Transforming Landscape, Transforming Culture: Representations of the Humber Estuary

Friday, July 14, 2017
Gilbert Scott Building - Room 132 (University of Glasgow)
Eveline Renée de Smalen , Comparative Literature, Rachel Carson Center, LMU Munich
The cities on the English Humber Estuary have a rich fishing tradition that, until some decades ago, employed a significant portion of the city's population. If it did not make its inhabitants rich, it gave them a comfortable means of existence. However, for a number of reasons, such as the Cod Wars of the mid-twentieth century and fishing quota, the trawler industry has now almost completely left the Humber Estuary, leaving the city poor and the social cohesion, that used to be very strong, largely depleted. Unsurprisingly, during the referendum in June 2016, Hull voted overwhelmingly in favour of Brexit.

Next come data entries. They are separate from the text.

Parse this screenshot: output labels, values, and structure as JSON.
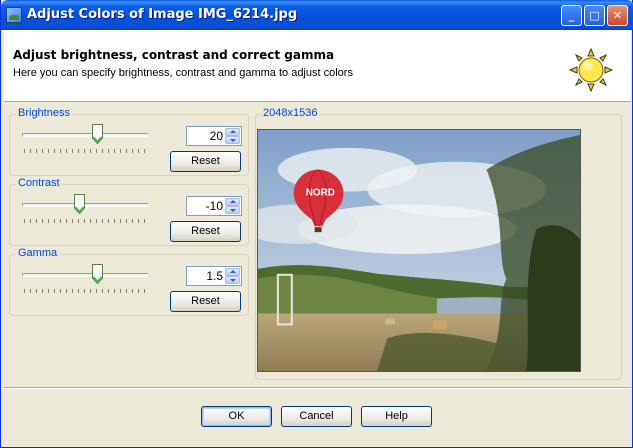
{
  "window": {
    "title": "Adjust Colors of Image IMG_6214.jpg"
  },
  "titlebar": {
    "minimize": "_",
    "maximize": "□",
    "close": "✕"
  },
  "header": {
    "title": "Adjust brightness, contrast and correct gamma",
    "subtitle": "Here you can specify brightness, contrast and gamma to adjust colors",
    "icon": "sun-icon"
  },
  "controls": [
    {
      "label": "Brightness",
      "value": "20",
      "slider_fraction": 0.6,
      "reset_label": "Reset"
    },
    {
      "label": "Contrast",
      "value": "-10",
      "slider_fraction": 0.45,
      "reset_label": "Reset"
    },
    {
      "label": "Gamma",
      "value": "1.5",
      "slider_fraction": 0.6,
      "reset_label": "Reset"
    }
  ],
  "preview": {
    "label": "2048x1536",
    "balloon_text": "NORD"
  },
  "footer": {
    "ok": "OK",
    "cancel": "Cancel",
    "help": "Help"
  },
  "colors": {
    "titlebar": "#0a5ce6",
    "group_label": "#0046d5",
    "dialog_bg": "#ece9d8"
  }
}
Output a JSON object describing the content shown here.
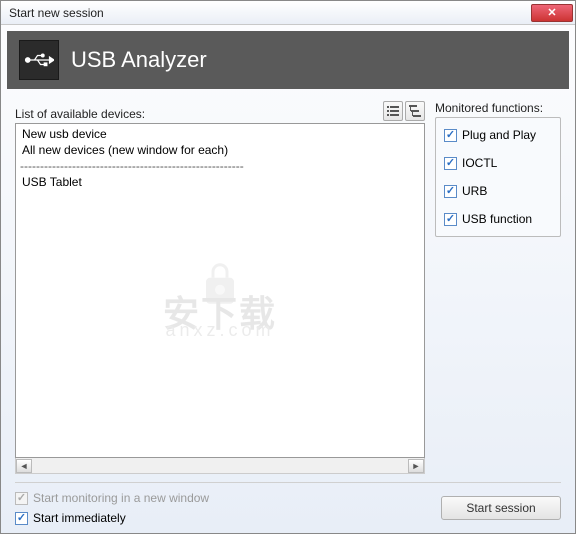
{
  "titlebar": {
    "text": "Start new session"
  },
  "header": {
    "title": "USB Analyzer"
  },
  "deviceList": {
    "label": "List of available devices:",
    "items": [
      "New usb device",
      "All new devices (new window for each)"
    ],
    "separator": "--------------------------------------------------------",
    "items2": [
      "USB Tablet"
    ]
  },
  "monitored": {
    "label": "Monitored functions:",
    "functions": [
      {
        "label": "Plug and Play",
        "checked": true
      },
      {
        "label": "IOCTL",
        "checked": true
      },
      {
        "label": "URB",
        "checked": true
      },
      {
        "label": "USB function",
        "checked": true
      }
    ]
  },
  "options": {
    "newWindow": {
      "label": "Start monitoring in a new window",
      "checked": true,
      "disabled": true
    },
    "immediately": {
      "label": "Start immediately",
      "checked": true,
      "disabled": false
    }
  },
  "buttons": {
    "start": "Start session"
  },
  "watermark": {
    "main": "安下载",
    "sub": "anxz.com"
  }
}
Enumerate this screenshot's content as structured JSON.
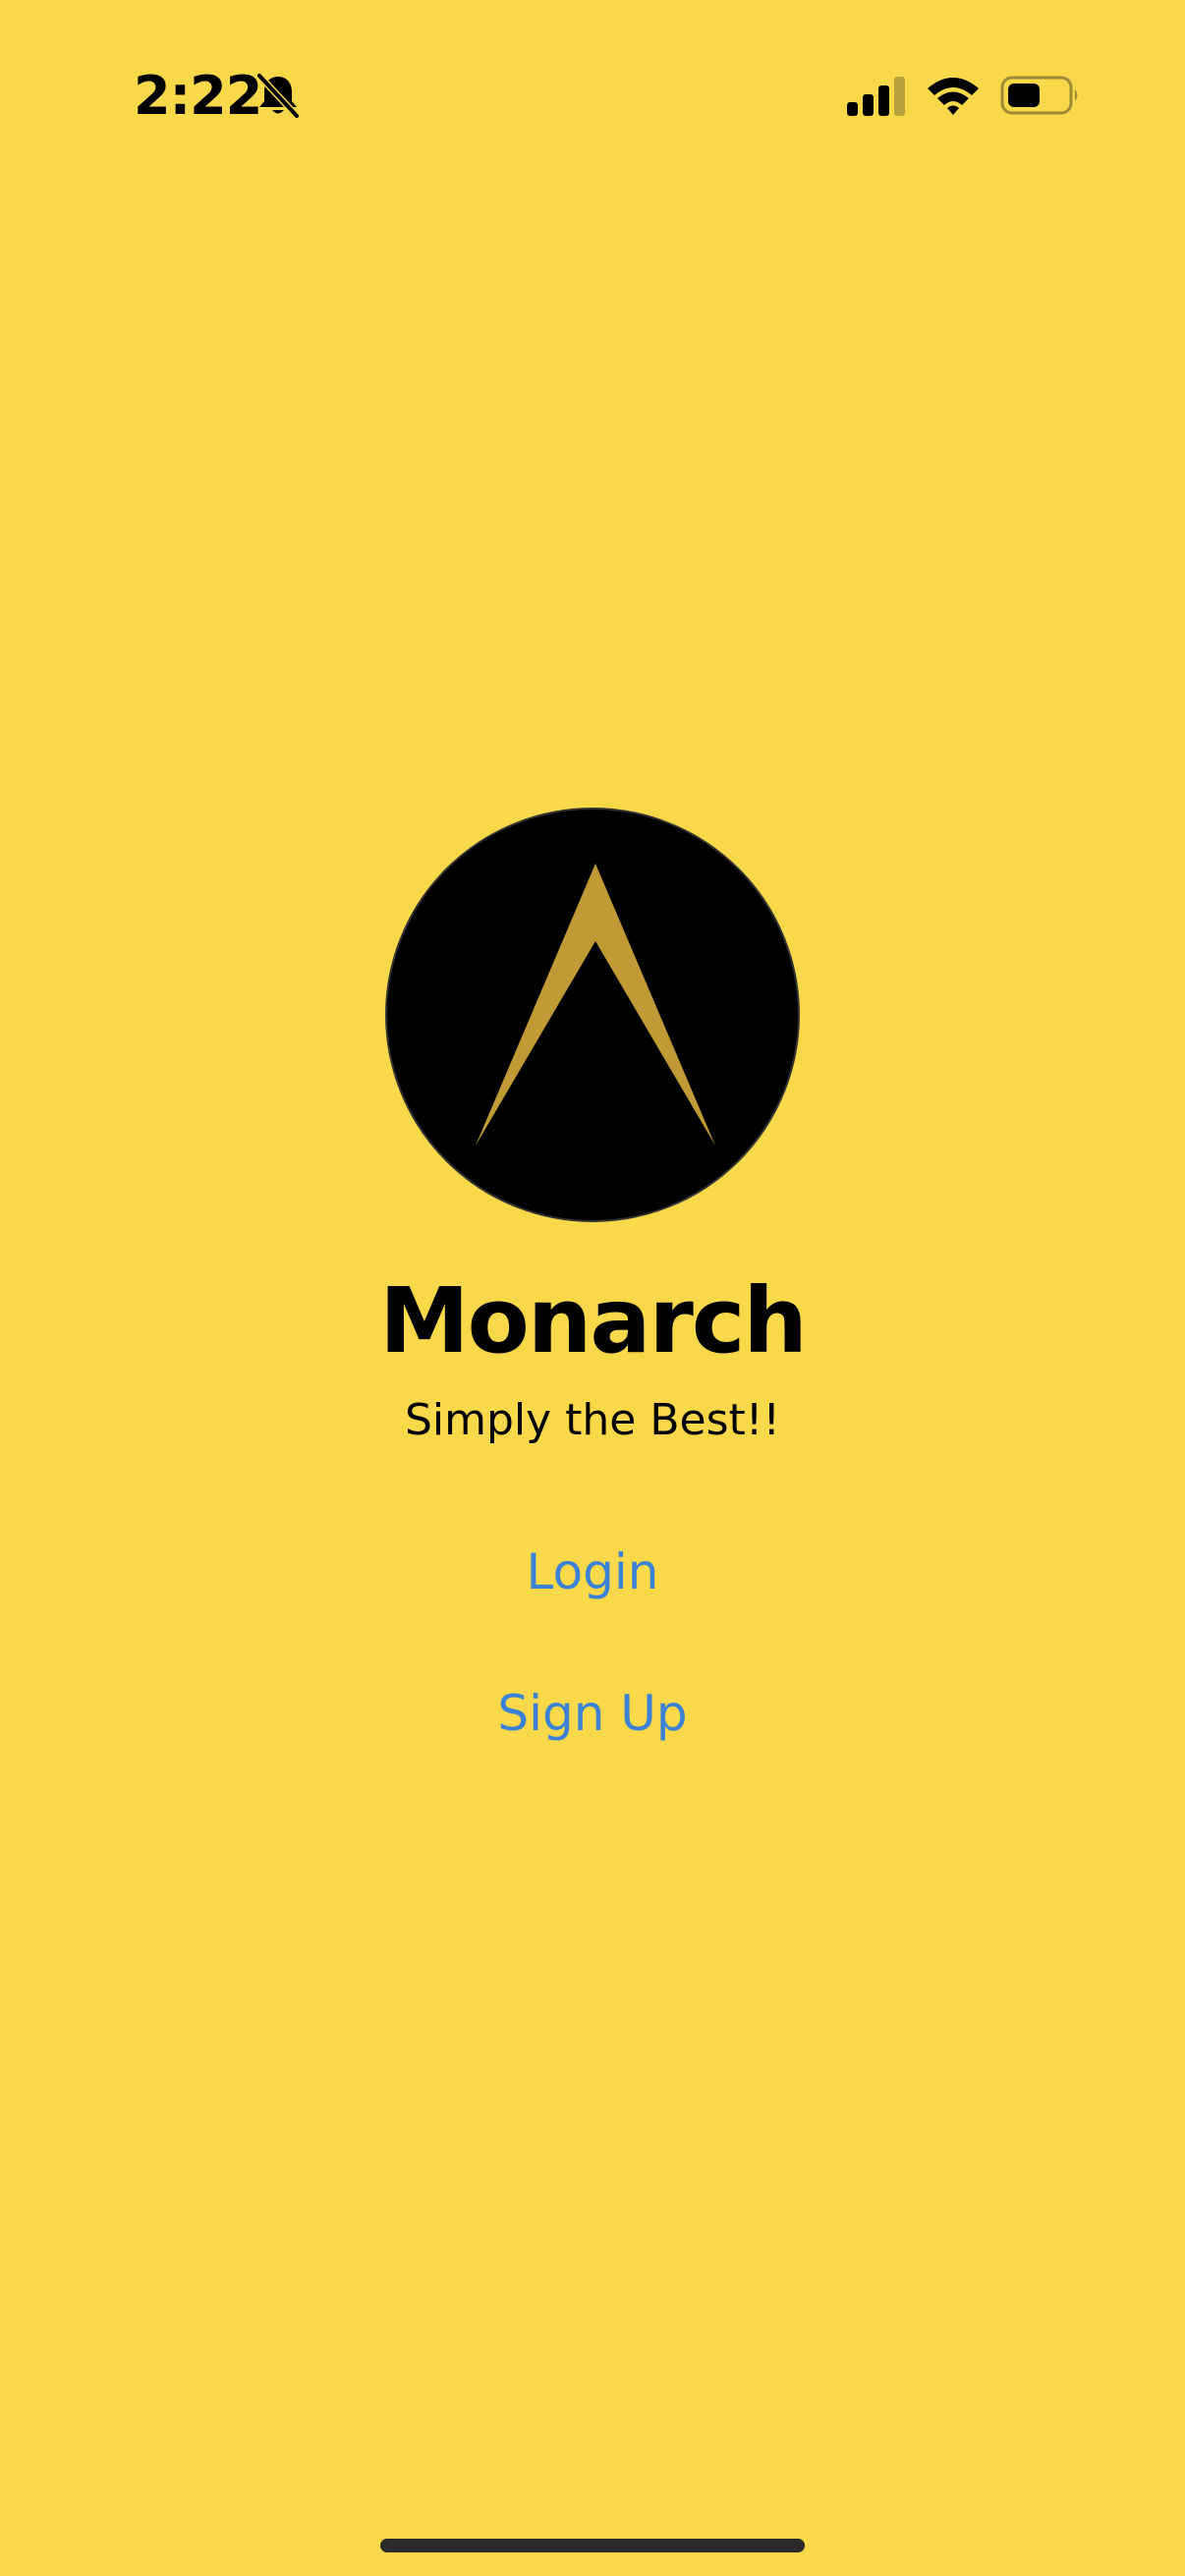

Economic and social welfare went hand in hand with ecological degradation. While much of the ecology of the Humber Estuary was sacrificed to build ever more docks in the ever expanding harbour, ecological loss is now no longer compensated for by economic benefits. This paper first explores the question of how ecology under threat is presented in literary works set in and around the Humber Estuary, and how ecological issues are presented in relation with social matters. By comparing the Humber Estuary's historical development and its ecological impacts with its literary representations, I aim to describe where imagination takes ecological development and government policy, seeing where they align and where tensions arise. In doing so, I will show how, through processes of ecological loss and economical wealth, a new conception of nature can arise in places where humans and non-humans work together to create new places of hope and beauty.